We leveraged crowdsourced data from the Free to Be campaign based on over 900 safe and unsafe night-time experiences from women and girls in Melbourne, which found lighting to be the most important built environment factor in creating perceptions of safety at night. This crowdsourced data has allowed us to investigate the technical requirements for lighting to facilitate perceptions of safety in cities, fundamentally changing how we practice urban lighting design – moving away from the one-size-fits-all approach to lighting our streets. As a result, we have developed a unique methodology – the Night-time Vulnerability Assessment (NVA) – which we embed at the beginning of our urban design processes to address night-time spatial inequity.  

The NVA is an evidence-based methodology leveraging analytics to measure and diagnose the social, physical and atmospheric qualities that work together to affect perceptions of safety and design for positive experiences after dark. Developed in collaboration with our Risk, Security & Resilience, and Urban Design colleagues, the NVA formalises a quantification of Crime Prevention Through Environmental Design (CPTED), and weaves in the Prospect and Refuge, and Broken Windows Theories alongside best practice urban lighting principles. The methodology inherently involves marginalised voices at the beginning of the design process, bringing together qualitative and quantitative datasets to holistically understand the environmental, economic, and social aspects of a space.

Applying the NVA to an external urban project allows us to diagnose site-specific, technical design requirements to implement impactful design outcomes to address social inclusivity in night-time environments. We then validate these issues through direct engagement with the local community in night-time workshops that create awareness and empower to bring about positive social change.  
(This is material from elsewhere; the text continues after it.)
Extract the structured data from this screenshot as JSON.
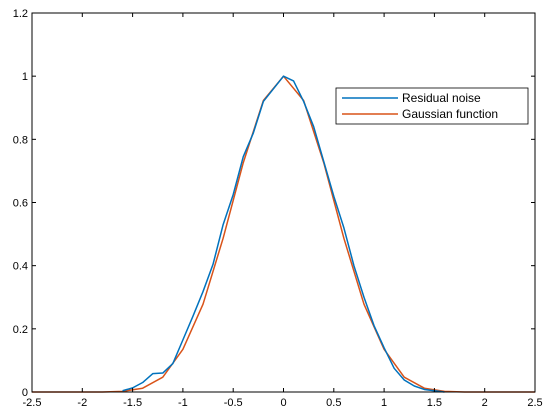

The outcome of the NVA process provides asset owners and operators with a holistic overview of the practical and technical lighting infrastructure and design requirements to prioritise when developing a future proof night-time strategy or masterplan. 

Night time vulnerability video cover
Our lighting specialists talk about their approach to lighting our cities after dark and how our Night-time Vulnerability Assessment tool is shaping better design outcomes.

Putting theory into practice 

This methodology can change the way we design in the future and create night-time design outcomes that:  

  • Design light and urban infrastructure to address people’s needs and experiences instead of blanket solutions for urban public spaces. Combining a human-centred approach with new advancements in LED and lighting controls to reduce over-lighting and, ultimately, light pollution. 

  • Leverage smart analytics and GIS data for inclusive city design to create evidence and situational based solutions within smart cities infrastructure and urban digital twin networks for positive social change. 

  • Allows for shared value outcomes that are socially, environmentally, and economically sustainable for future cities.